By Margaret Rodgers and Nick Kerr
The Rev Dr Sam Kobia, General Secretary of the World Council of Churches called on the Australian government to abolish its policy of mandatory detention after visiting the Baxter Detention Centre near Port Augusta last month.
After arriving in Adelaide, Dr Kobia was taken to Port Augusta where he spent the best part of a day with an Aboriginal community. He went as well for three hours to the Baxter Detention Centre and also met briefly with the Minister for Immigration and Multicultural and Indigenous Affairs, Senator Amanda Vanstone.
It was clear that Dr Kobia was greatly moved after speaking to detainees and seeing the conditions under which they lived. His comments were widely reported Australia-wide and also internationally.
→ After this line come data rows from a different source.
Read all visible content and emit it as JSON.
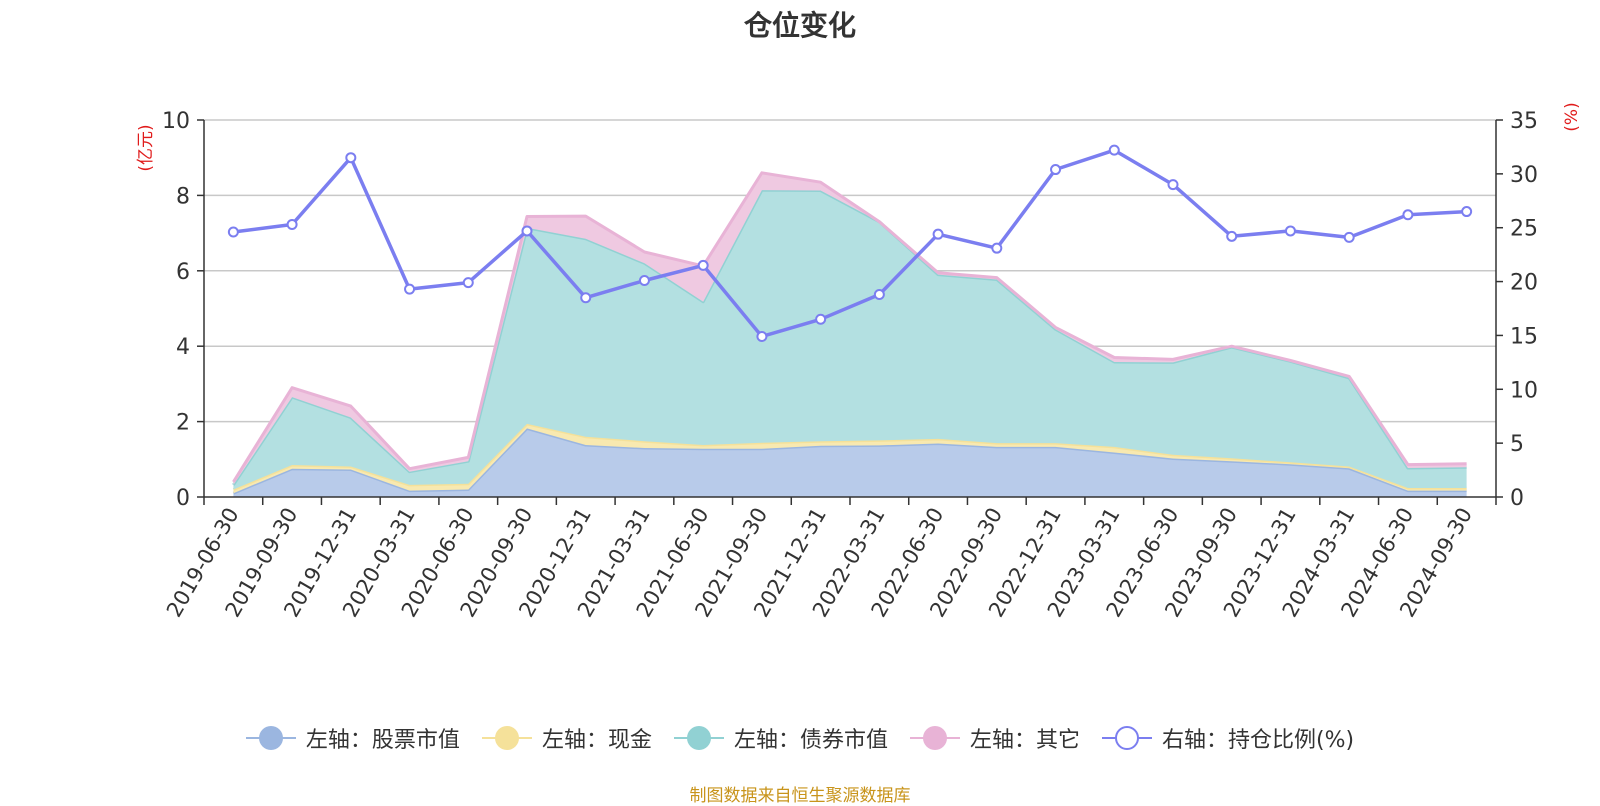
{
  "chart_data": {
    "type": "area",
    "title": "仓位变化",
    "left_axis_label": "(亿元)",
    "right_axis_label": "(%)",
    "left_ylim": [
      0,
      10
    ],
    "left_ticks": [
      0,
      2,
      4,
      6,
      8,
      10
    ],
    "right_ylim": [
      0,
      35
    ],
    "right_ticks": [
      0,
      5,
      10,
      15,
      20,
      25,
      30,
      35
    ],
    "grid": true,
    "legend_position": "bottom",
    "categories": [
      "2019-06-30",
      "2019-09-30",
      "2019-12-31",
      "2020-03-31",
      "2020-06-30",
      "2020-09-30",
      "2020-12-31",
      "2021-03-31",
      "2021-06-30",
      "2021-09-30",
      "2021-12-31",
      "2022-03-31",
      "2022-06-30",
      "2022-09-30",
      "2022-12-31",
      "2023-03-31",
      "2023-06-30",
      "2023-09-30",
      "2023-12-31",
      "2024-03-31",
      "2024-06-30",
      "2024-09-30"
    ],
    "stacked_series": [
      {
        "name": "左轴：股票市值",
        "axis": "left",
        "color": "#9bb6e0",
        "fill": "#b8cbea",
        "values": [
          0.1,
          0.75,
          0.73,
          0.17,
          0.2,
          1.82,
          1.38,
          1.3,
          1.28,
          1.28,
          1.36,
          1.37,
          1.42,
          1.33,
          1.33,
          1.18,
          1.02,
          0.95,
          0.87,
          0.76,
          0.17,
          0.17
        ]
      },
      {
        "name": "左轴：现金",
        "axis": "left",
        "color": "#f5e19a",
        "fill": "#f8e9b0",
        "values": [
          0.1,
          0.1,
          0.08,
          0.15,
          0.15,
          0.12,
          0.22,
          0.18,
          0.1,
          0.16,
          0.12,
          0.13,
          0.12,
          0.1,
          0.1,
          0.15,
          0.1,
          0.08,
          0.05,
          0.05,
          0.07,
          0.07
        ]
      },
      {
        "name": "左轴：债券市值",
        "axis": "left",
        "color": "#91d1d3",
        "fill": "#b3e0e1",
        "values": [
          0.12,
          1.8,
          1.3,
          0.35,
          0.6,
          5.2,
          5.25,
          4.72,
          3.8,
          6.7,
          6.65,
          5.8,
          4.36,
          4.34,
          3.02,
          2.25,
          2.45,
          2.95,
          2.68,
          2.35,
          0.53,
          0.55
        ]
      },
      {
        "name": "左轴：其它",
        "axis": "left",
        "color": "#e8b3d6",
        "fill": "#efc9e1",
        "values": [
          0.08,
          0.25,
          0.3,
          0.08,
          0.1,
          0.3,
          0.6,
          0.3,
          0.95,
          0.46,
          0.22,
          0.0,
          0.05,
          0.05,
          0.05,
          0.12,
          0.08,
          0.02,
          0.02,
          0.04,
          0.09,
          0.09
        ]
      }
    ],
    "line_series": {
      "name": "右轴：持仓比例(%)",
      "axis": "right",
      "color": "#7b7ef0",
      "values": [
        24.6,
        25.3,
        31.5,
        19.3,
        19.9,
        24.7,
        18.5,
        20.1,
        21.5,
        14.9,
        16.5,
        18.8,
        24.4,
        23.1,
        30.4,
        32.2,
        29.0,
        24.2,
        24.7,
        24.1,
        26.2,
        26.5
      ]
    }
  },
  "legend": [
    {
      "label": "左轴：股票市值",
      "color": "#9bb6e0",
      "hollow": false
    },
    {
      "label": "左轴：现金",
      "color": "#f5e19a",
      "hollow": false
    },
    {
      "label": "左轴：债券市值",
      "color": "#91d1d3",
      "hollow": false
    },
    {
      "label": "左轴：其它",
      "color": "#e8b3d6",
      "hollow": false
    },
    {
      "label": "右轴：持仓比例(%)",
      "color": "#7b7ef0",
      "hollow": true
    }
  ],
  "footer": "制图数据来自恒生聚源数据库"
}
“I’d read and heard about the detention centres,” he said. “But I must say I wasn’t prepared for what I saw. I was really shocked, firstly by the physical reality – the high fences, the forbidding gates. I couldn’t understand what made the government detain these asylum-seekers, who are not criminals, in a maximum security prison. Because that’s what it looked like to me, a prison.
“Then I looked at the detainees’ faces. I came out of Baxter with more than pity. I left wanting justice done.”
Dr Kobia, an affable Kenyan Methodist who was elected in August 2003 to be WCC General Secretary, visited Australia for four days in July as the special guest of the triennial Forum of the National Council of Churches in Australia.
With a broad smile, he told member church representatives at the NCCA meeting in Adelaide that he received the invitation to attend on the afternoon of the day the result of his WCC election was announced. Though this meant he could hardly turn it down, after consultation with WCC staff, Dr Kobia included visits to Hong Kong churches and to the Pacific Conference of Churches in Fiji on the same trip.
As well as addressing the NCCA Forum, Dr Kobia also preached on Luke 15 during the main Sunday morning service in St Peter’s Anglican Cathedral.
Each time he spoke, Dr Kobia issued a strong challenge to Australian Christians. He urged them to visit detention centres like Baxter, to see the conditions for themselves and to be like good Samaritans to the detainees held there.
He also called on them to support Aboriginal people many of whom feel that their self-determination is threatened by government moves to abolish the elected ATSIC and to replace it with an appointed advisory council.